Hundreds of India police killings have gone unpunished, report says

A father holds a photograph of his son, Agnelo, who was taken in by police in Mumbai, India, for questioning in connection to a 2014 robbery. Agnelo died while in police custody -- one of 591 deaths between 2010 and 2015, according to a new report by Human Rights Watch released Monday. Image courtesy Human Rights Watch

NEW DELHI, Dec. 19 (UPI) — Hundreds of people arrested by police in India for the better part of this decade have died in custody — and yet not a single punishment has been handed out for it, a new human rights report said Monday.

According to the 114-page report by Human Rights Watch, 591 detainees died in police custody between 2010 and 2015 — many as the result of torture or other punitive actions.

Titled, “‘Bound by Brotherhood’: India’s Failure to End Killings in Police Custody,” the report details the inner workings of police forces and “examines police disregard for arrest regulations, custodial deaths from torture, and impunity for those responsible.”

Despite the hundreds of deaths, the report states, not a single police officer has ever been convicted in that five-year period. Human Rights Watch also claims that measures intended to prevent deaths in custody were routinely ignored.

Some forms of torture used by India police, the report says, include waterboarding, sexual assault and beating with a so-called “truth-seeking belt.”

“Police blame most of the deaths on suicide, illness, or natural causes. … However, in many such cases, family members allege that the deaths were the result of torture,” the report states. “While investigations were ordered … Human Rights Watch is not aware of a single case in which a police official was convicted for a custodial death.”

The HRW report details 17 different cases involving a custodial death in the five-year span and says officers used varying forms of mistreatment to extract information, punish arrestees or coerce confessions.

Last year alone, it says, most of the 97 deaths that occurred in custody escaped a judicial inquiry — and in 26 cases, no autopsy was performed. Police oversight is virtually nonexistent and attempts to reform police practices have been stalled, the HRW report claims.

 

“Internal departmental inquiries to examine wrongdoing rarely find police culpable,” the report says. “The police also may delay or resist filing complaints against implicated police officers.”

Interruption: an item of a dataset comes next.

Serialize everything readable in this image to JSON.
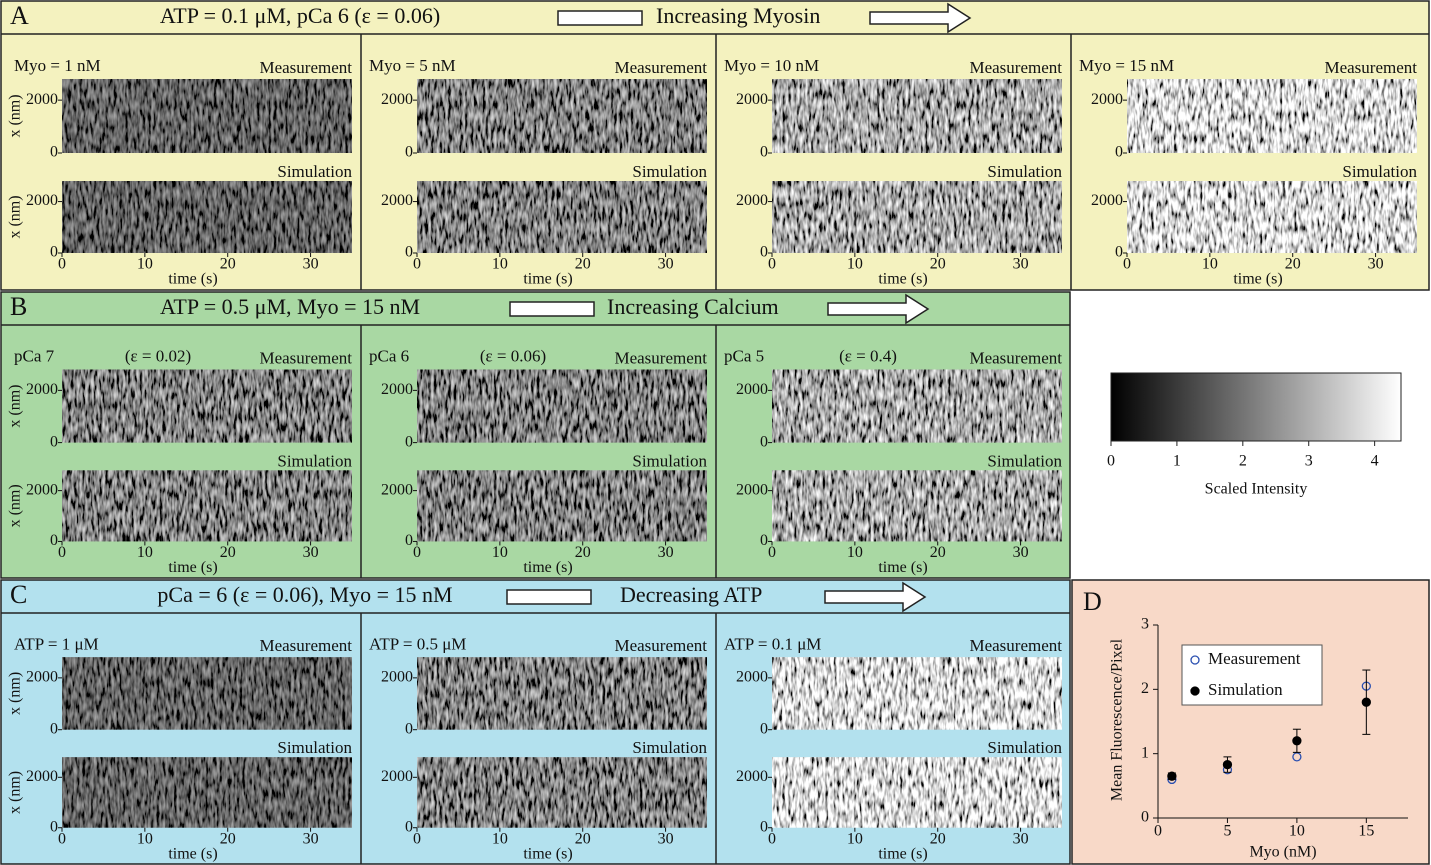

“The police as an organization has to decide whether shielding bad policing, illegal policing, and what amounts to murder is of value to their efficiency,” reform advocate Maja Daruwala, executive director of the Commonwealth Human Rights Initiative, said in the report.

HRW also said its investigation found police often threatened or intimidated witnesses or family members in cases of custodial deaths.

One of the biggest problems cited in the report is the “bond of brotherhood” felt by police officers and a reluctance to turn on one another.

The report makes a number of recommendations — including strict enforcement of the detention laws already on the books, the prosecution and discipline of implicated officers, creation of a victim and witness protection law, and ratification of the Convention against Torture and incorporating it into domestic law.

“Police in India will learn that beating suspects to confess is unacceptable only after officers are prosecuted for torture,” Meenakshi Ganguly, Human Rights Watch’s south Asia director, said.

“The government and courts need to more rigorously address the willingness of police to shield those responsible,” the report concludes.

“If police accused of mistreating suspects were promptly and fairly brought to justice across India, perhaps custodial deaths from torture would cease once and for all.”